In the second segment of our two part blog series, Shaun Vlassis talks about Illuminate Security's approach to protecting organizational data and Shaun's thoughts on where the Threat Detection industry is headed!

Vaughan: All right, so just to clarify, to engage with Illuminate Security, I simply send my logs, and then anonymous individuals start sifting through them, crafting detection rules to uncover any malicious activity. What could possibly go wrong? But seriously, how do you ensure that sensitive information remains safeguarded?

Shaun: Indeed, it's a critical question, and I'll answer it while also offering corrections. Firstly, while logs are integral, they aren't the only consideration. It's crucial to understand that our platform prioritizes security and privacy at every step.

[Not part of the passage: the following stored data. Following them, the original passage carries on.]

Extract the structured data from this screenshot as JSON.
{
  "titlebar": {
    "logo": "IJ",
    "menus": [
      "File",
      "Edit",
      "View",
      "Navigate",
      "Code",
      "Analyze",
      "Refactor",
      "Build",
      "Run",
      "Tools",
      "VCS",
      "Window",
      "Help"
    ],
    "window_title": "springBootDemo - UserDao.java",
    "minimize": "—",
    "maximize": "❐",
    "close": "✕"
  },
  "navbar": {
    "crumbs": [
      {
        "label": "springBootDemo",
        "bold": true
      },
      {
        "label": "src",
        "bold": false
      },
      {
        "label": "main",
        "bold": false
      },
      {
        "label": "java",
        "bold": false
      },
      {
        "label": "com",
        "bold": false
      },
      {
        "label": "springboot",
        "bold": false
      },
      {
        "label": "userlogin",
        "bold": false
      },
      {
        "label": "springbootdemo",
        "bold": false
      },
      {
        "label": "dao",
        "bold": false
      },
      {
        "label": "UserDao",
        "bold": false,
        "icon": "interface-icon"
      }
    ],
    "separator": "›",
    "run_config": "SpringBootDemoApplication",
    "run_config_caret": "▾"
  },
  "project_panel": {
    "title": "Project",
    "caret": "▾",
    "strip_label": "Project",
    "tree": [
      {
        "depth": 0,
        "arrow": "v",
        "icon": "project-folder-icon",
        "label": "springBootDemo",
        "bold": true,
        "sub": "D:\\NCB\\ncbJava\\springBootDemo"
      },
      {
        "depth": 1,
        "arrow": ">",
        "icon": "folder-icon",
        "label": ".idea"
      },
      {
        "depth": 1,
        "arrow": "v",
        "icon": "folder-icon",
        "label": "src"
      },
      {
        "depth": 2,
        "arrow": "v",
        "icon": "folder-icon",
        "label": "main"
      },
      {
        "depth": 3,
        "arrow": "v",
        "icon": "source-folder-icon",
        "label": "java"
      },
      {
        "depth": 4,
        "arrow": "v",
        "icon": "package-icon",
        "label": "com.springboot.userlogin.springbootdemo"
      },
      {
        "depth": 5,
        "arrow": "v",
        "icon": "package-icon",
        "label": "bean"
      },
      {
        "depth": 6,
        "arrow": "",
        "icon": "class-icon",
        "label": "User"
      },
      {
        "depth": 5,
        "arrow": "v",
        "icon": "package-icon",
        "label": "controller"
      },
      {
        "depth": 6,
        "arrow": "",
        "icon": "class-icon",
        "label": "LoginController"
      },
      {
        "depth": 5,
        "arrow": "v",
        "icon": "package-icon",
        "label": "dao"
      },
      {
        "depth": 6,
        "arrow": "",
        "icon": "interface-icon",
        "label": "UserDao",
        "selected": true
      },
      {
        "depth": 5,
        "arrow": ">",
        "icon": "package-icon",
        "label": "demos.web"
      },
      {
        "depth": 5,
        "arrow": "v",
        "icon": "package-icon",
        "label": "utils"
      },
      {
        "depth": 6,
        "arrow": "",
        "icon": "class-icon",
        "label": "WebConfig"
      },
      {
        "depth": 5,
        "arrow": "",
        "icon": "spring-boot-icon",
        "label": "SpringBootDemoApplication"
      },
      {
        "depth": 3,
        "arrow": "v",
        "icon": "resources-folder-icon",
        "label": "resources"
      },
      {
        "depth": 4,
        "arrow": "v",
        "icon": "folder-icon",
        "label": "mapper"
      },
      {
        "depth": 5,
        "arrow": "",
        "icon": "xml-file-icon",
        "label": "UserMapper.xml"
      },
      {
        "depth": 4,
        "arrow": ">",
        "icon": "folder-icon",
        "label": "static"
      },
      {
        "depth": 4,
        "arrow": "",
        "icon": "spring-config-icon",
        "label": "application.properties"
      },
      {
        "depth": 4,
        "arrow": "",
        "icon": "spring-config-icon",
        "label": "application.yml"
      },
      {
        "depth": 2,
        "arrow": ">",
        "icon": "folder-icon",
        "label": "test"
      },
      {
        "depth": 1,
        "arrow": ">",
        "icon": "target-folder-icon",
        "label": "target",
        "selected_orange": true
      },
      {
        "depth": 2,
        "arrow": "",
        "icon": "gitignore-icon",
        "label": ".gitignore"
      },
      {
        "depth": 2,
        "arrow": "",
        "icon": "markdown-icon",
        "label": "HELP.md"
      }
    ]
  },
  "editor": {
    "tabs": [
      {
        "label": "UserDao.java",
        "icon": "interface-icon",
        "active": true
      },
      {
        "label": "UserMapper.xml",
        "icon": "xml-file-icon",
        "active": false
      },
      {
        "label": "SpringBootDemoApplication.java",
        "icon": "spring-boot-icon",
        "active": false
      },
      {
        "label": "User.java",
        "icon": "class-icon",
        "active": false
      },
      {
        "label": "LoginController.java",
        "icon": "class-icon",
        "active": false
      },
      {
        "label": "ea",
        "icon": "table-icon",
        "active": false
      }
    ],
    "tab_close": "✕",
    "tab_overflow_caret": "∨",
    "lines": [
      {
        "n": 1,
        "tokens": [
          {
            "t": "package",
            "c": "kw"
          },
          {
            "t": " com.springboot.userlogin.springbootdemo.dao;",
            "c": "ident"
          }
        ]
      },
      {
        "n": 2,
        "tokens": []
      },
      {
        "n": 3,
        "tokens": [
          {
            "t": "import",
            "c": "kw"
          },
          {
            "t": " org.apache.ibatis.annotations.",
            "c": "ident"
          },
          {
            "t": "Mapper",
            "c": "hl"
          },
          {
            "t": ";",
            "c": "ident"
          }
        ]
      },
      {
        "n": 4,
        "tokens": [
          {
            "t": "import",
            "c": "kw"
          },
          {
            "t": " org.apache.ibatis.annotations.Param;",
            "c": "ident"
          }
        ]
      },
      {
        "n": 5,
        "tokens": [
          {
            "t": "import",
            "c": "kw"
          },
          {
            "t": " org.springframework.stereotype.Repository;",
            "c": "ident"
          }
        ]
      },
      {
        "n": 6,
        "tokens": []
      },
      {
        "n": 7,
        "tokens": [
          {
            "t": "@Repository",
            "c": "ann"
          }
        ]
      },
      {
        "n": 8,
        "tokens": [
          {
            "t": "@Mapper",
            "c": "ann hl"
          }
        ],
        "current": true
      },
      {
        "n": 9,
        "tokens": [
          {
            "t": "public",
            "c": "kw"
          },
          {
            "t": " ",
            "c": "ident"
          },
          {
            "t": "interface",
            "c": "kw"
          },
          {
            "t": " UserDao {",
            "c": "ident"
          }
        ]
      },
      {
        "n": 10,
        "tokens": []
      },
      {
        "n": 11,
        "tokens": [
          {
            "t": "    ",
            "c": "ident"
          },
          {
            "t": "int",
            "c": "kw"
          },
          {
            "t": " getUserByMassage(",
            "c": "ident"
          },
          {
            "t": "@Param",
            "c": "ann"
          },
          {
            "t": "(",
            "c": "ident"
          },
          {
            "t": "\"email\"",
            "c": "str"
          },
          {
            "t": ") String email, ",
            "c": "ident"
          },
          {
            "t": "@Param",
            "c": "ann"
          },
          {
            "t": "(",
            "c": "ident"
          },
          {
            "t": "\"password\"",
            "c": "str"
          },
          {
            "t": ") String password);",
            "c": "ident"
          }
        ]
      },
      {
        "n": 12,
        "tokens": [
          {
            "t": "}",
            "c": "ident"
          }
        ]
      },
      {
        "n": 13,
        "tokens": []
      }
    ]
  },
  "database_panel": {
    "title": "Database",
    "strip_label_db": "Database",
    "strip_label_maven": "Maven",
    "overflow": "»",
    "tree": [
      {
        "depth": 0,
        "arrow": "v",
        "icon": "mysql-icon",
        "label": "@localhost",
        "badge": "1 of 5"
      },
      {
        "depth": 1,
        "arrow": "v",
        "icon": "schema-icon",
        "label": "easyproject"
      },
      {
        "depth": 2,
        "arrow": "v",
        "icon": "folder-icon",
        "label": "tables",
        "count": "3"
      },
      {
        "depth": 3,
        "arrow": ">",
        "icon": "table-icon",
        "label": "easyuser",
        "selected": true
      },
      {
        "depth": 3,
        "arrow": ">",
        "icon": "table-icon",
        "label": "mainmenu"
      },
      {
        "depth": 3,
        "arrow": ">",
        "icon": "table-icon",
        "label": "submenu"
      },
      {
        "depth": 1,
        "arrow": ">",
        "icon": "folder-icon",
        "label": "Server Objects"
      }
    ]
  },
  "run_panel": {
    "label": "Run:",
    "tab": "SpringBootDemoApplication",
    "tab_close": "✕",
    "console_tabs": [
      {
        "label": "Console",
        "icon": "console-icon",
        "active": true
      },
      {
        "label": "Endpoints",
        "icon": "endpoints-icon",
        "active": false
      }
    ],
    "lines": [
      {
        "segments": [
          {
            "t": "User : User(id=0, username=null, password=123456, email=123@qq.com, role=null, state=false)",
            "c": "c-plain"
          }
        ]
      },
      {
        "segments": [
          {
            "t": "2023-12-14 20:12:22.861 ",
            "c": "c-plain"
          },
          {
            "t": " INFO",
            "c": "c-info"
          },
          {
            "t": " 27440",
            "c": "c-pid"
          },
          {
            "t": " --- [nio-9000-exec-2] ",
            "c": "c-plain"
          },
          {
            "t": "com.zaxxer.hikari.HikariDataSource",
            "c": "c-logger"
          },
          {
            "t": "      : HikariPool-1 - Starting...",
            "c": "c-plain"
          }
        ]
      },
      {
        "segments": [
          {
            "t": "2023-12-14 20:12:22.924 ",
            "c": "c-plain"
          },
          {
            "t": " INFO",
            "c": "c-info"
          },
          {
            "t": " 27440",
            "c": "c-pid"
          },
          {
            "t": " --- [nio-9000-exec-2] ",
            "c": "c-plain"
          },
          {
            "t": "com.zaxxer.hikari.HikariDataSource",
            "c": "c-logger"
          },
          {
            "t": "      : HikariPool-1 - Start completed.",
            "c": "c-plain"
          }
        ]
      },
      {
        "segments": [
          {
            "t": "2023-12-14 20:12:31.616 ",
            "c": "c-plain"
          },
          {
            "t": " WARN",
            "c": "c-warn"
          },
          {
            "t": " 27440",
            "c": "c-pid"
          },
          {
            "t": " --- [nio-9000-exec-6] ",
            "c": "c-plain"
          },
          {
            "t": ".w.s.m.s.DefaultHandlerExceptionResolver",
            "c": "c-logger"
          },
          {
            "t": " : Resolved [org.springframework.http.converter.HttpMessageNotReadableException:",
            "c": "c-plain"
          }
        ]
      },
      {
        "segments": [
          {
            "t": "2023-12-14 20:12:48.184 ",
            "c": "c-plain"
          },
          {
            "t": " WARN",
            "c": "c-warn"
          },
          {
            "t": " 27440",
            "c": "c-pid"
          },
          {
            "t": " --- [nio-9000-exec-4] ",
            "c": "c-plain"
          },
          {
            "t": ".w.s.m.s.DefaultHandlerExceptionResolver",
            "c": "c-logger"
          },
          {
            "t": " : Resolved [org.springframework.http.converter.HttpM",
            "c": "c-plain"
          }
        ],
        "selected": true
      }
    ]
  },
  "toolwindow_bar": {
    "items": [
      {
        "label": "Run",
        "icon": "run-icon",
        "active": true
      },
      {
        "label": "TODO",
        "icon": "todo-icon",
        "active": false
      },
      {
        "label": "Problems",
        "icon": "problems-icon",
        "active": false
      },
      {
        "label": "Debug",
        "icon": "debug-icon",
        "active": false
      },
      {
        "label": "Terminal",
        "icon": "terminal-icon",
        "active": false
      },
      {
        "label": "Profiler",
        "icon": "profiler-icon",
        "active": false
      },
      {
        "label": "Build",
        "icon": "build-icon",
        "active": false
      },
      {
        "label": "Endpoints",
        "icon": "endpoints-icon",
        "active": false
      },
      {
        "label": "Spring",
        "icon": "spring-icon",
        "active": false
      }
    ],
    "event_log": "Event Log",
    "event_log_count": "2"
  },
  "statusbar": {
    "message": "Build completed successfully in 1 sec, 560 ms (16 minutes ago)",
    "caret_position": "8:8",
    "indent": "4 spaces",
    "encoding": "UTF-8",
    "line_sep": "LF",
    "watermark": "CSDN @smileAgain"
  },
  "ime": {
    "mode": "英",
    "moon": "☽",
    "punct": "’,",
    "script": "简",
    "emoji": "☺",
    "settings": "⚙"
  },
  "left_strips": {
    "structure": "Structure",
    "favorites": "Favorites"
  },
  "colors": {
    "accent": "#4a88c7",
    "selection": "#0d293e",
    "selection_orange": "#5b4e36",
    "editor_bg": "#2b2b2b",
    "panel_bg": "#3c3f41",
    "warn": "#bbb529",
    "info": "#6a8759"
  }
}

Each customer is allocated a dedicated enclave on AWS, where our patented anonymization process kicks in. We meticulously redact sensitive details like passwords and other identifiable information specific to your organization. Furthermore, we tokenize every username, system name, and hostname, ensuring a layer of anonymity. By the end of this preparation, the logs retain their security value while obscuring the identity of the company.

As for the analysts, they aren't exactly unknown. When setting up a detection bounty program, you have full control over who participates. Whether you opt for an open-access program, say, with DNS logs, go for it. You can do that. Or if you prefer a more curated approach, it's entirely customizable. If you want to be anonymous, as in you don't know who the company is, you can do that. But then further to that, you can then say, I only want citizens from country X. So basically you can specify criteria such as citizenship, background checks, NDA agreements, and expertise levels. This tailored approach ensures that only vetted individuals, aligned with your risk tolerance, engage with your data. So, with defanged data, carefully selected analysts, and clear risk management strategies in place, the potential risks are mitigated.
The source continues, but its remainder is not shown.